I miei nonni materni emigrarono negli Stati Uniti agli inizi del Novecento ed un mio zio lì rimase fino alla fine dei suoi giorni, mentre i nonni ritornarono in Italia dopo pochi anni di trasferta; ho due cugini tutt’ora residenti negli Stati Uniti. Sbarcarono nelle Americhe, tra il 1880 ed il 1915, circa 9 milioni di italiani, di cui 4 milioni scelsero gli Stati Uniti dove trovarono organizzazione, accoglienza ed opportunità; gli Stati Uniti sono una nazione formata prevalentemente da immigrati!

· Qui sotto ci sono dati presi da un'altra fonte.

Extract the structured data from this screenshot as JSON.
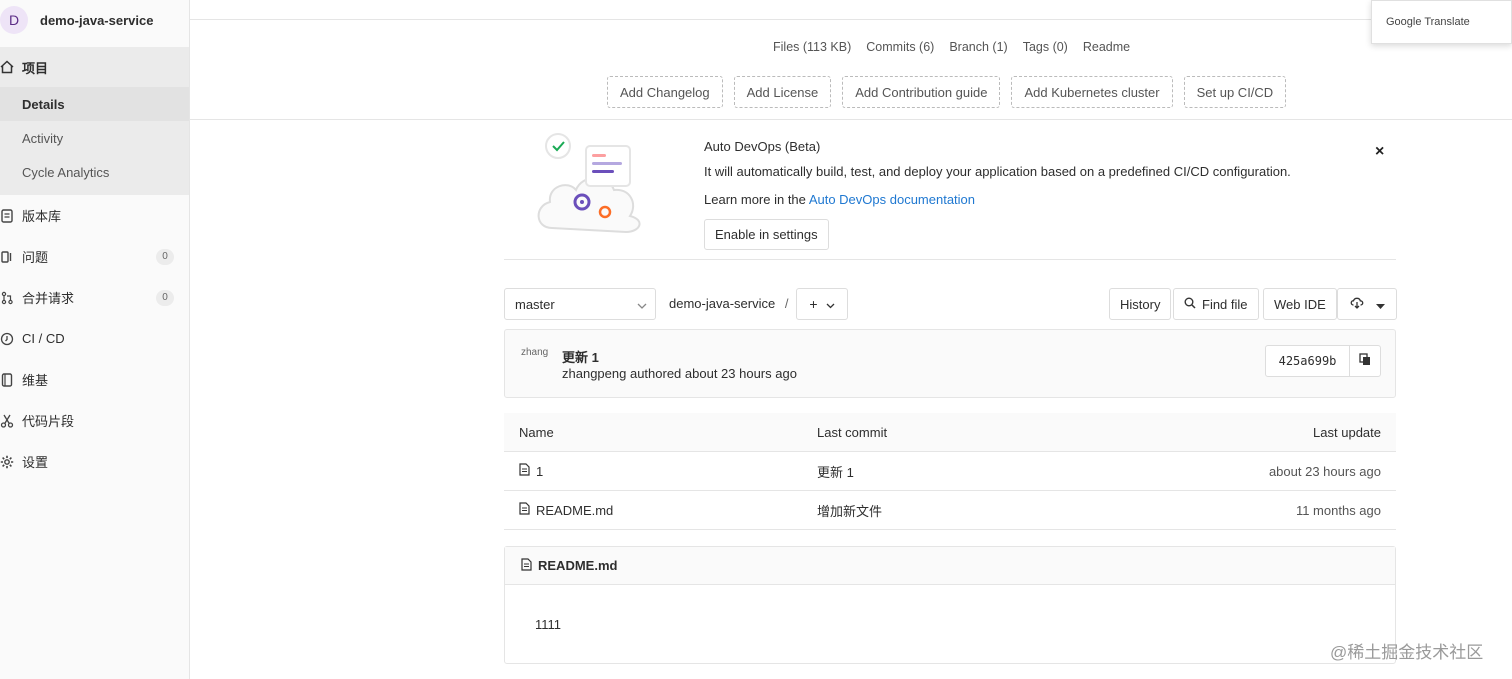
{
  "project": {
    "avatar_letter": "D",
    "name": "demo-java-service"
  },
  "sidebar": {
    "project_label": "项目",
    "sub_items": [
      {
        "label": "Details",
        "active": true
      },
      {
        "label": "Activity"
      },
      {
        "label": "Cycle Analytics"
      }
    ],
    "items": [
      {
        "label": "版本库",
        "icon": "repo-icon"
      },
      {
        "label": "问题",
        "icon": "issues-icon",
        "count": "0"
      },
      {
        "label": "合并请求",
        "icon": "merge-request-icon",
        "count": "0"
      },
      {
        "label": "CI / CD",
        "icon": "rocket-icon"
      },
      {
        "label": "维基",
        "icon": "book-icon"
      },
      {
        "label": "代码片段",
        "icon": "scissors-icon"
      },
      {
        "label": "设置",
        "icon": "gear-icon"
      }
    ]
  },
  "stats": {
    "files": "Files (113 KB)",
    "commits": "Commits (6)",
    "branch": "Branch (1)",
    "tags": "Tags (0)",
    "readme": "Readme"
  },
  "quick_actions": [
    "Add Changelog",
    "Add License",
    "Add Contribution guide",
    "Add Kubernetes cluster",
    "Set up CI/CD"
  ],
  "google_translate": "Google Translate",
  "devops": {
    "title": "Auto DevOps (Beta)",
    "desc": "It will automatically build, test, and deploy your application based on a predefined CI/CD configuration.",
    "learn_prefix": "Learn more in the",
    "learn_link": "Auto DevOps documentation",
    "enable_label": "Enable in settings",
    "close": "×"
  },
  "toolbar": {
    "branch": "master",
    "crumb": "demo-java-service",
    "crumb_sep": "/",
    "plus": "+",
    "history": "History",
    "find_file": "Find file",
    "web_ide": "Web IDE"
  },
  "commit": {
    "avatar_alt": "zhang",
    "title": "更新 1",
    "author": "zhangpeng",
    "meta": "authored about 23 hours ago",
    "sha": "425a699b"
  },
  "table": {
    "headers": {
      "name": "Name",
      "last_commit": "Last commit",
      "last_update": "Last update"
    },
    "rows": [
      {
        "name": "1",
        "commit": "更新 1",
        "update": "about 23 hours ago"
      },
      {
        "name": "README.md",
        "commit": "增加新文件",
        "update": "11 months ago"
      }
    ]
  },
  "readme": {
    "filename": "README.md",
    "content": "1111"
  },
  "watermark": "@稀土掘金技术社区"
}
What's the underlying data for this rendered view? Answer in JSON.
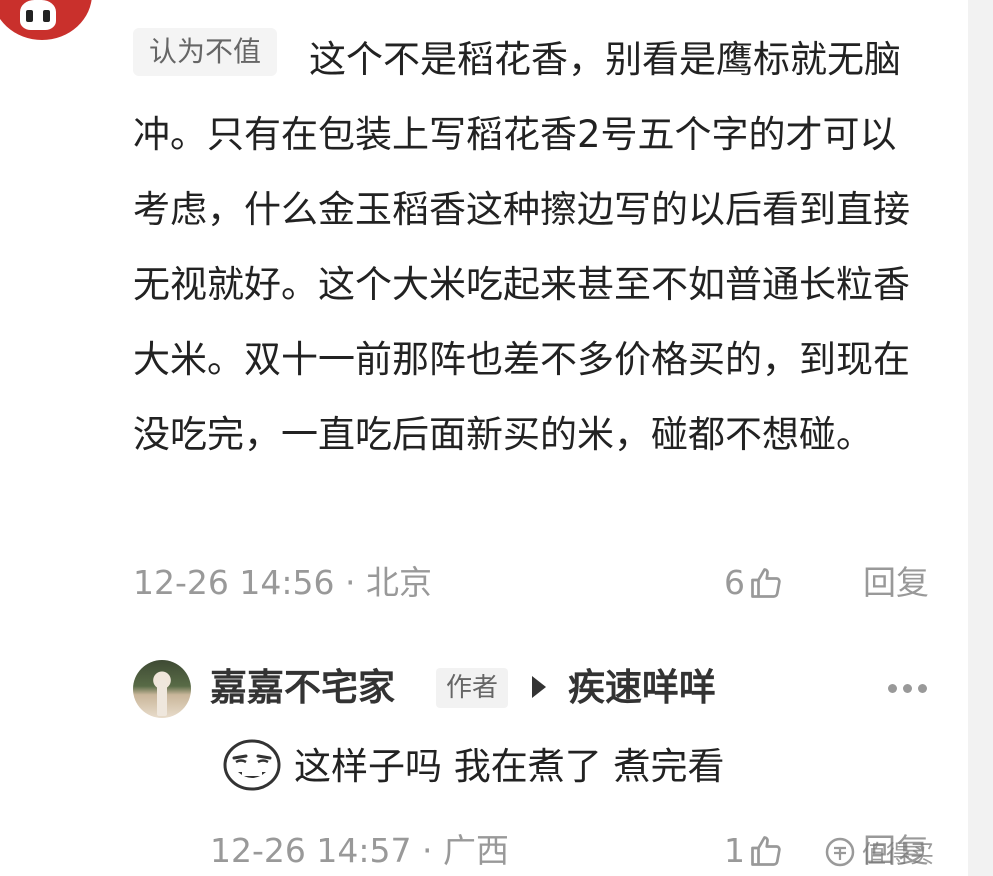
{
  "comment": {
    "badge": "认为不值",
    "text": "这个不是稻花香，别看是鹰标就无脑冲。只有在包装上写稻花香2号五个字的才可以考虑，什么金玉稻香这种擦边写的以后看到直接无视就好。这个大米吃起来甚至不如普通长粒香大米。双十一前那阵也差不多价格买的，到现在没吃完，一直吃后面新买的米，碰都不想碰。",
    "meta": "12-26 14:56 · 北京",
    "like_count": "6",
    "reply_label": "回复"
  },
  "reply": {
    "author": "嘉嘉不宅家",
    "author_tag": "作者",
    "target": "疾速咩咩",
    "text": "这样子吗 我在煮了 煮完看",
    "meta": "12-26 14:57 · 广西",
    "like_count": "1",
    "reply_label": "回复"
  },
  "watermark": "值得买",
  "icons": {
    "like": "thumbs-up-icon",
    "more": "more-dots-icon",
    "emoji": "smirk-face-emoji-icon",
    "reply_arrow": "play-arrow-icon",
    "watermark_logo": "smzdm-logo-icon"
  },
  "colors": {
    "text_primary": "#222222",
    "text_secondary": "#999999",
    "badge_bg": "#f4f4f4",
    "avatar_red": "#c9302c"
  }
}
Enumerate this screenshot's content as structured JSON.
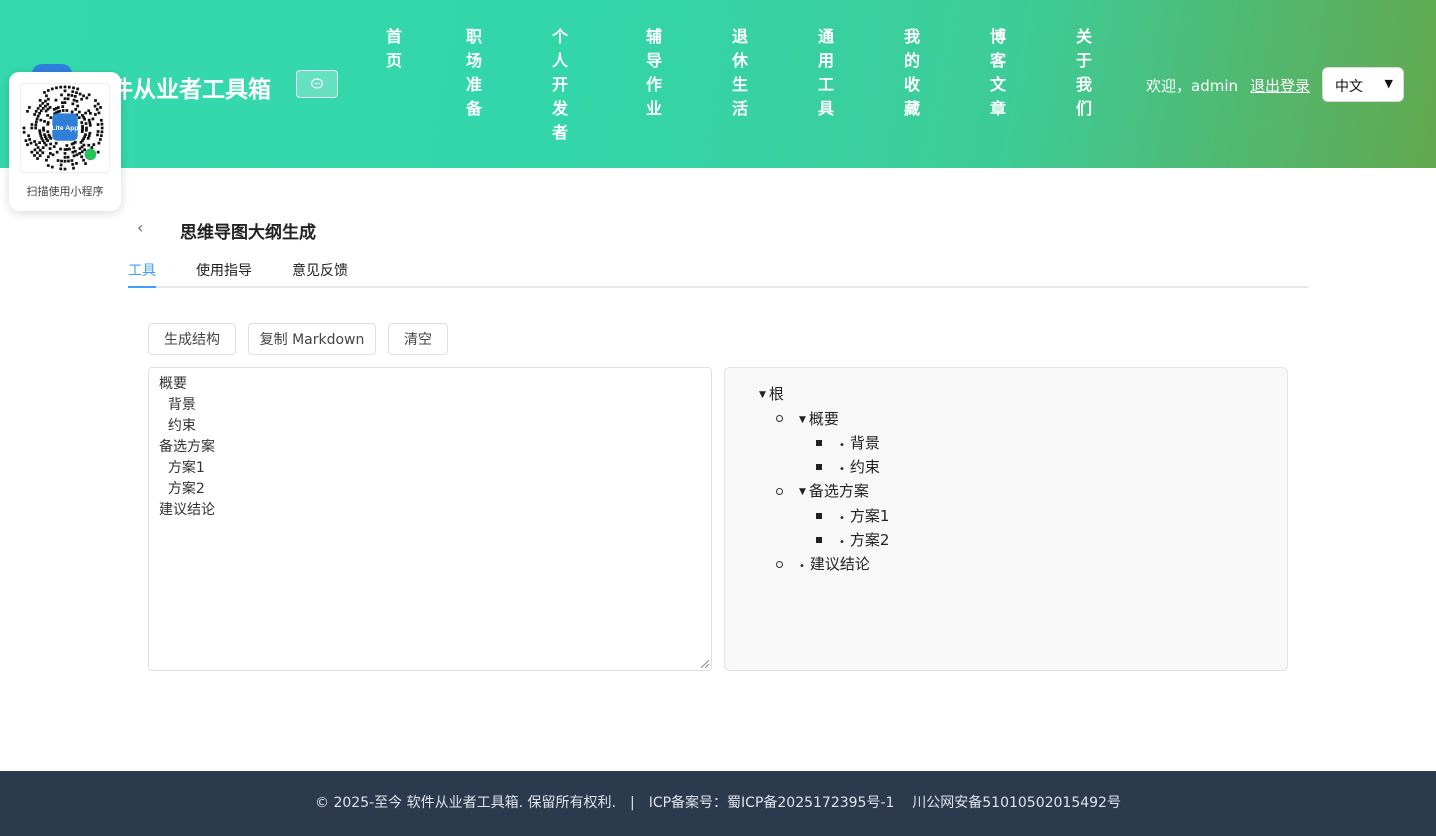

La migrazione del XXI secolo sta invece creando molti problemi all’Europa, nonostante parliamo di poche migliaia di migranti, in ondate che dureranno ancora alcuni anni, ma che non raggiungeranno i numeri dell’emigrazione europea verso le Americhe degli inizi del Novecento.

Gli Stati Uniti hanno visto nei migranti un’opportunità ed hanno avuto ragione perché quel paese è diventato il faro economico dell’Occidente. L’attuale migrazione verso l’Europa ha visto, invece, dapprima il menefreghismo europeo con il tentativo di liquidare il problema ad una questione italiana, per poi rivedere la posizione quando i migranti hanno trovato vie alternative come quella balcanica. Le pressioni di più paesi europei, non più di uno solo, in difficoltà con la gestione dei migranti ha fatto scattare una molla nella testa della leadership europea (Germania). Il cambio di marcia della Germania è indubbiamente anche dovuto alle insopportabili immagini delle fatiche e delle privazioni umane di tanti migranti e dei bambini. C’era bisogno di arrivare a tanto?! I governanti europei non sono stati lungimiranti ed ora gli tocca di mettere una pezza, nella confusione data dall’emergenza e con il rischio di improvvisazioni che peggiorano il problema.

Io vedo 5 interventi da fare in contemporanea:

  1. identificazione dei migranti tra coloro che hanno diritto d’asilo perché fuggono da guerre o dittature e coloro che migrano per migliorare le loro condizioni economiche;
  2. obbligatorietà delle quote di migranti con diritto d’asilo da distribuire tra i vari paesi europei in funzione di parametri che tengano conto anche e soprattutto del grado di disoccupazione interna;
  3. volontarietà per l’accoglienza dei migranti economici, le eccedenze sono da rimpatriare;
  4. interventi di sostegno dell’ONU per lo sviluppo economico dei paesi poveri,
  5. azioni comuni a cura dell’ONU per favorire la pace nei paesi in guerra.

Le migrazioni, qualora gestite con intelligenza, sono opportunità di crescita per i paesi ospitanti.